The battle over whether local municipalities should have the power to seize private property may be winding down in Illinois.

Last week, the state House overwhelmingly passed a bill that would overhaul the state’s eminent domain law by setting higher standards for municipalities that want to seize land for private redevelopment, such as shopping malls.

It also would require governments to increase the compensation they offer to property owners when land is taken for both private and public use, including roads and schools.

“What we’ve created is an eminent domain act that is one complete statute…where people can go and understand what their rights are,” said state Sen. Susan Garrett (D-Lake Forest), who wrote the first draft of the bill. The measure passed 85-6 on April 18.

Garrett said she introduced the bill after a landmark U.S. Supreme Court decision last year that broadened the power of local governments to take property and transfer it to private developers for economic growth. That decision allowed states to determine their own eminent domain statutes, and many states have restricted their laws in the aftermath, she said.

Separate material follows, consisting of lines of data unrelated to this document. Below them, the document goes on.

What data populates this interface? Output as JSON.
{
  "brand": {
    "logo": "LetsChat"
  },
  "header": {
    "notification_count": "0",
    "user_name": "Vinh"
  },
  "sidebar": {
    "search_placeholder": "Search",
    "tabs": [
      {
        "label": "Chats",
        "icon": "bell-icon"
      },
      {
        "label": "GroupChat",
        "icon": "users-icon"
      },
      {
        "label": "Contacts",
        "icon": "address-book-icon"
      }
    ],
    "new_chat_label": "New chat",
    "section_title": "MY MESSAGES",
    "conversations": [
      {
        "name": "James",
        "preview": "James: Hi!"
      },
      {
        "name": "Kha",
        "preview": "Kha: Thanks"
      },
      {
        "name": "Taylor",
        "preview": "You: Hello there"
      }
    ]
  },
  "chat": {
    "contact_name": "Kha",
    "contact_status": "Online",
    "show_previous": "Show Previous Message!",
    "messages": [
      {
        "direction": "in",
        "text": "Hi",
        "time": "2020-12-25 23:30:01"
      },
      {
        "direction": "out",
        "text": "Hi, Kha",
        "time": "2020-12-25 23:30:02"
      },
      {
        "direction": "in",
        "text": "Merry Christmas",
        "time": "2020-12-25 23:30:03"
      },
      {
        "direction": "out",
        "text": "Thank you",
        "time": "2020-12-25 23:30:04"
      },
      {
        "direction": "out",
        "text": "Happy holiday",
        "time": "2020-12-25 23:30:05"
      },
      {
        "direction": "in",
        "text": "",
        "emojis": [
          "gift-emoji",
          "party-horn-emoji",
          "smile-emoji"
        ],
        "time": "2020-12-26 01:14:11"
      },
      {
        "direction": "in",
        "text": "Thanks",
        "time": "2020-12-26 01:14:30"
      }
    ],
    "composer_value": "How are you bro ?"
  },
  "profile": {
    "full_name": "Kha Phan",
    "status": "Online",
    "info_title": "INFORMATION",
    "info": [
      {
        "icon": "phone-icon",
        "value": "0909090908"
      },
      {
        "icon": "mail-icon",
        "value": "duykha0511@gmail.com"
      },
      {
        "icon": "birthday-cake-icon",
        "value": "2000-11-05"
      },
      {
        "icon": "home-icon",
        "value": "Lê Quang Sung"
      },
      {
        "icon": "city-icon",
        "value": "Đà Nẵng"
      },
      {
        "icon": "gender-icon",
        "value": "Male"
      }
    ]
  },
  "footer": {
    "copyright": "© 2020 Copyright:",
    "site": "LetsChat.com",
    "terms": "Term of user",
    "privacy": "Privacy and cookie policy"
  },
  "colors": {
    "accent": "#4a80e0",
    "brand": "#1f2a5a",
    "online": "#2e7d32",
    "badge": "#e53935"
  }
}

Despite its passage in the General Assembly, the bill was met with strong opposition from local municipalities, arguing that it poses a threat to their urban development plans. A number of cities, including Chicago, successfully lobbied to amend the bill.

The revised bill sets higher standards for governments seizing private property. The government must prove the property is essential for a successful development project and provide a substantive renewal plan for the area.

In addition, when governments seize property for either private or public use, they are required to cover homeowners’ relocation costs and, in some cases, their attorney’s fees if the owners choose to fight the seizure.

Garrett said she agreed with the revisions. “We did not want to deter economic development, so the difficult thing about this [bill] is striking that balance between economic needs and property owners’ rights,” she said.